Our second day was spent at Wat Pho and the Grand Palace. Wat Pho is home to the famous Reclining Buddha. It is the largest and oldest temple in Bangkok. The Reclining Buddha was incredible! All of the Buddha's in Thailand are covered with gold leaf but this Buddha's feet was amazing! The soles have 108 characteristics of the true Buddha made with Mother of Pearl. It was beautiful. Mother of Pearl is also used on many doors entering the temples, just as it is used here.

Wat Pho holds over 1,000 Buddha images, but these 2 were our other favorites.

The grounds of Wat Pho. It was so fun to explore.

The Wat's were so different during the night than the day. They were beautiful and colorful during the day, but they were electrifying at night! This is Wat Pho, same structures, different angles. BeAuTiFuL.

The Grand Palace

Thailand's most sacred site. It is a complex of several impressive buildings and temples. A lot of it is closed off to the public (used in coronations and ceremonies) so there were few buildings we could actually enter. But it was a splendid sight to see.

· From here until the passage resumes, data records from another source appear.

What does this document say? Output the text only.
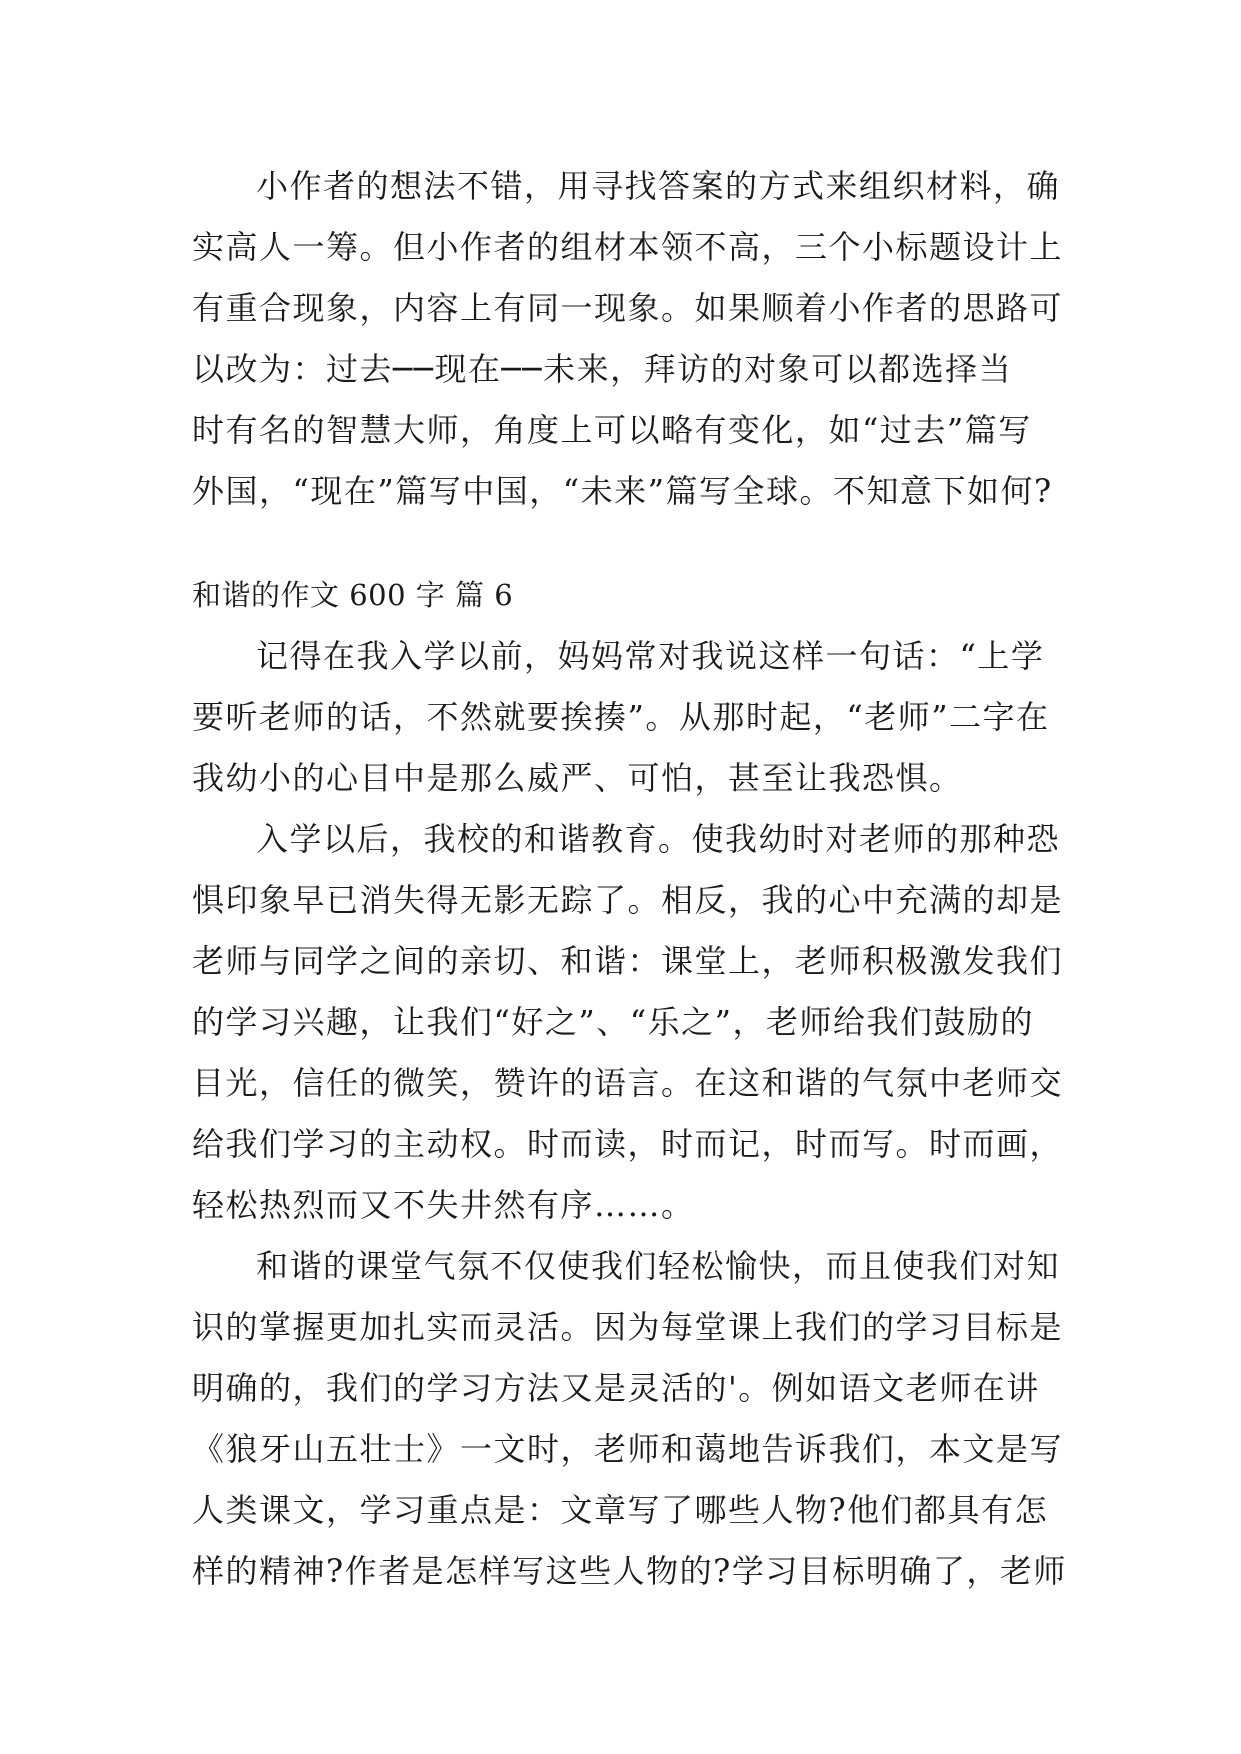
小作者的想法不错，用寻找答案的方式来组织材料，确
实高人一筹。但小作者的组材本领不高，三个小标题设计上
有重合现象，内容上有同一现象。如果顺着小作者的思路可
以改为：过去──现在──未来，拜访的对象可以都选择当
时有名的智慧大师，角度上可以略有变化，如“过去”篇写
外国，“现在”篇写中国，“未来”篇写全球。不知意下如何?
和谐的作文 600 字 篇 6
记得在我入学以前，妈妈常对我说这样一句话：“上学
要听老师的话，不然就要挨揍”。从那时起，“老师”二字在
我幼小的心目中是那么威严、可怕，甚至让我恐惧。
入学以后，我校的和谐教育。使我幼时对老师的那种恐
惧印象早已消失得无影无踪了。相反，我的心中充满的却是
老师与同学之间的亲切、和谐：课堂上，老师积极激发我们
的学习兴趣，让我们“好之”、“乐之”，老师给我们鼓励的
目光，信任的微笑，赞许的语言。在这和谐的气氛中老师交
给我们学习的主动权。时而读，时而记，时而写。时而画，
轻松热烈而又不失井然有序……。
和谐的课堂气氛不仅使我们轻松愉快，而且使我们对知
识的掌握更加扎实而灵活。因为每堂课上我们的学习目标是
明确的，我们的学习方法又是灵活的'。例如语文老师在讲
《狼牙山五壮士》一文时，老师和蔼地告诉我们，本文是写
人类课文，学习重点是：文章写了哪些人物?他们都具有怎
样的精神?作者是怎样写这些人物的?学习目标明确了，老师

The buildings here are made of colored glass tiles, porcelain, and gold leaf. I love the intricate details and all the colors.

Wat Phra Kaew, the temple of the Emerald Buddha. It was small, but it was beautiful. It is actually carved in Jade and dates back to the 14th century. The robes of the Buddha are changed with the seasons by the King of Thailand, and as hot as it was, we were there during winter. We could only get pictures from the outside, so it's not very good. We sat in the temple and our tour guide taught us a little bit about the temple and religion. The walls surrounding the temple have paintings of the life of Buddha. We learned that as you kneel to Buddha, you bow 3 times. The first is acknowledging Buddha, the second acknowledging the teachings of Buddha, and third following the ways of Buddha. And yes, while sitting there, I pointed my feet to Buddha. Oops!

Loved the architecture!
Chakri Maha Prasat Throne Hall

Wat Arun

Our last day in Bangkok, we ran around the city on tuk-tuk's trying to see everything we wanted to even though nothing was near each other. This place was very serene. It was originally built as the entrance into the city and has served several different purposes since.

Wat Arun aka the temple of the dawn. It was amazing. It's covered in old Chinese porcelain from ancient ships. When the Emerald Buddha was recaptured from Laos, it was housed here until the late 1700's when it was moved to it's current location. This is our best picture of a monk, and Joe got it by accident. I love it! The city of Bangkok isn't as dirty as we thought it would be, but they are constantly cleaning the grounds of all the temples. They are all very well kept.

Wat Arun has 3 different tiers, but we could only climb to the first. Well, I climbed half, I couldn't make it the rest of the way. It was a vertical climb. Joe went to the top of the first tier and got some good photos of the view. If only this Wat was open later, it would have some amazing night views of the Grand Palace and Wat Pho as it is only across the river.

Yet another stunning night shot. It's amazing how different it is, both equally as beautiful.